Я с интересом ждал, пойдет ли этот пластиковый ганфайтер врукопашную, но он только выругался непонятными словами из интернета, сплюнул, засунул пистолет туда, откуда достал, и гордо удалился.
Забавненько…
Вместо кафе «Палиндром» на углу теперь была обычная стена дома, с окнами обычной квартиры, где между стеклами завешенного выцветшими шторами окна пылилась картонка с надписью: «Продается» и старым пятизначным номером без префикса. Занавеска на окне шевельнулась, и оттуда кто-то на меня посмотрел, но солнце не давало возможности увидеть темную глубину квартиры. Я помахал рукой, занавеска тут же задернулась. Ну и ладно.
В «Поручике», куда я отправился в последней надежде обрести свой стакан крепкого, несмотря на ранний час, было людно. Впервые увидел здесь очередь в бар – Адам едва успевал наливать и смешивать. Брякали стаканы, сухо стучали кубики льда.
– Здравствуй, друг Антон! – поприветствовал он меня. – Давно не заходил?
– Это вопрос? – удивился я.

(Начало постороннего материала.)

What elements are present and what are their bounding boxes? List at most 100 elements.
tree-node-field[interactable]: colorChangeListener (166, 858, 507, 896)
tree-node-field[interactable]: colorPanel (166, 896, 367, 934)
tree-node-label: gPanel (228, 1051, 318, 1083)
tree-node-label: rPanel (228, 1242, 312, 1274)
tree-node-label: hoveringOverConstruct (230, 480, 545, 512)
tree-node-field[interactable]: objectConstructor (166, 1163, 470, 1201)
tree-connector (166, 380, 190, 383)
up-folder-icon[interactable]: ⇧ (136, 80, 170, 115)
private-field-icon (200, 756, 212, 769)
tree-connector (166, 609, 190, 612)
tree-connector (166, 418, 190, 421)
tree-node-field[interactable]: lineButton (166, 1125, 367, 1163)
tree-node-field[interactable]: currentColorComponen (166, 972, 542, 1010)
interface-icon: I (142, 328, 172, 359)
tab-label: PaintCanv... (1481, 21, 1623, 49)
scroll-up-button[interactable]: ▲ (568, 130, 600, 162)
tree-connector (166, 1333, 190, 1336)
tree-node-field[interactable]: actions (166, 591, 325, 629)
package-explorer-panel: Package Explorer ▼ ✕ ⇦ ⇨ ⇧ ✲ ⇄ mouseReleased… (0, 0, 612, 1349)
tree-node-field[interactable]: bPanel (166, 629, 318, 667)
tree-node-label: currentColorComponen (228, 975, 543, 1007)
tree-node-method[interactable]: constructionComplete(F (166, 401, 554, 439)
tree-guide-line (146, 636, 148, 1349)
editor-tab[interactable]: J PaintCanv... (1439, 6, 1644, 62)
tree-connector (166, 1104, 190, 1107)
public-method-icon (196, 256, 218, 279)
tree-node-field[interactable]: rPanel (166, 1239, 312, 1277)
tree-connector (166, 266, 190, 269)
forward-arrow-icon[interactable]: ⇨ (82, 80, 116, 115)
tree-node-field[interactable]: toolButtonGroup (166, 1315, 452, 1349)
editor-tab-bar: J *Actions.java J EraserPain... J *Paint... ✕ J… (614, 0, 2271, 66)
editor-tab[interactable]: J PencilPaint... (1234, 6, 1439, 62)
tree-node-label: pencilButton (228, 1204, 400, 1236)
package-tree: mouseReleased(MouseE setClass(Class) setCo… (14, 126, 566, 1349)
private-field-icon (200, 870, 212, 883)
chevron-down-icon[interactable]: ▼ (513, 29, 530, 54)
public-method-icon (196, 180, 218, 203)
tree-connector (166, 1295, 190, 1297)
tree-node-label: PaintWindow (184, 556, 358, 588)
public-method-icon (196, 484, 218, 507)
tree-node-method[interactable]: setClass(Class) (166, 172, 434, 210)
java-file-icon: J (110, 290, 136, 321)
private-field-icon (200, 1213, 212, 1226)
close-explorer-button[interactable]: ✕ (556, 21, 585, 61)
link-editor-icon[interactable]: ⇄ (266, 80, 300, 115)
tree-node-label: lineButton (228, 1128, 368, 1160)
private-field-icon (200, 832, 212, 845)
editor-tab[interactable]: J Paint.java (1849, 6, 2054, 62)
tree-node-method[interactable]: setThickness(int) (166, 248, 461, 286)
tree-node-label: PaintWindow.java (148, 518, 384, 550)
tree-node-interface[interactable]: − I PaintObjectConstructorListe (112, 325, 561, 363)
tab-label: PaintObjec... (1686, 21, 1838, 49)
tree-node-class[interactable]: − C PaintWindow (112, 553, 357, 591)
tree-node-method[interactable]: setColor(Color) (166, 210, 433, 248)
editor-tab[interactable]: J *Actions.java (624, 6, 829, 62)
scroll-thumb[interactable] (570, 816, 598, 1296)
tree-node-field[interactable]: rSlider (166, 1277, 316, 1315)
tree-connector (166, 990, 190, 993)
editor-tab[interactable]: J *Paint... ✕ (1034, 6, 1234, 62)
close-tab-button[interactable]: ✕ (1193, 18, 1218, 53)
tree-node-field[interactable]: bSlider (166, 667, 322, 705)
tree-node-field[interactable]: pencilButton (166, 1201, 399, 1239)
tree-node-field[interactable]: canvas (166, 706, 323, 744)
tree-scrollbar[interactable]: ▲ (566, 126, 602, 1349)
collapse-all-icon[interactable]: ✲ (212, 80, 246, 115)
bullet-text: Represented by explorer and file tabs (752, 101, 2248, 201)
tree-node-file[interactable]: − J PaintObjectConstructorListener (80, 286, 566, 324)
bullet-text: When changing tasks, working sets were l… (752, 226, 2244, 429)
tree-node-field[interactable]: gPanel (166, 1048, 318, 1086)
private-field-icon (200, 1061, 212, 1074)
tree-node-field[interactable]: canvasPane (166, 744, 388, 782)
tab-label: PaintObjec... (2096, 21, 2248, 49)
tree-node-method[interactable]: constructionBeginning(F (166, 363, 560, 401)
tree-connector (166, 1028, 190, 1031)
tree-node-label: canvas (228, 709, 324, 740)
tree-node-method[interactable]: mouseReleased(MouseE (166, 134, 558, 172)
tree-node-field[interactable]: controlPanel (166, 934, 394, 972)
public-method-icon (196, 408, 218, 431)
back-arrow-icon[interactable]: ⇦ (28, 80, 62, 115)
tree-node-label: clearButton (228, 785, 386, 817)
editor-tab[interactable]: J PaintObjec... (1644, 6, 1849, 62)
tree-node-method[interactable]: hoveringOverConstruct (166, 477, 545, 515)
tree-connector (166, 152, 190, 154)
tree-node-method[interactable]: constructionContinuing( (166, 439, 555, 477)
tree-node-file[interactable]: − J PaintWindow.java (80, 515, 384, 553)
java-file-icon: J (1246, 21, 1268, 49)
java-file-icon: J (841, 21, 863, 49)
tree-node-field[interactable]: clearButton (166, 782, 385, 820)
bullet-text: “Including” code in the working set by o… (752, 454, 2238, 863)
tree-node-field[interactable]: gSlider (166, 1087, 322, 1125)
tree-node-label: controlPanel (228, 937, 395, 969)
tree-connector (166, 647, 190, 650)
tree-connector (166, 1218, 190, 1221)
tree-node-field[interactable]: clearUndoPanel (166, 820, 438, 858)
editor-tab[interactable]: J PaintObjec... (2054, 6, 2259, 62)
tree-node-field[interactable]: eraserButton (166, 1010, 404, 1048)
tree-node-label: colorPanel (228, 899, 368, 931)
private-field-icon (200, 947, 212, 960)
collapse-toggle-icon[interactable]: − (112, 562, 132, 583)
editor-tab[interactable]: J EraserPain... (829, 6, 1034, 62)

Адам чуть потормозил, осмысляя сложную филологическую форму.
– Да это я так спросил, друг Антон, – покачал он густыми дредами, – мне кажется, что я не видел тебя давно, и кажется, что видел недавно, и это немного странно в моей голове, понимаешь? Но ты не надо заморочь, да? Сейчас много стало странно.
– Страннее, чем было?
– Да, совсем-совсем странно, друг Антон. Виски?
– Наливай, Адам. Пока есть виски, все не так странно, как могло бы быть.
К своему удивлению, за дальним столиком я обнаружил Славика.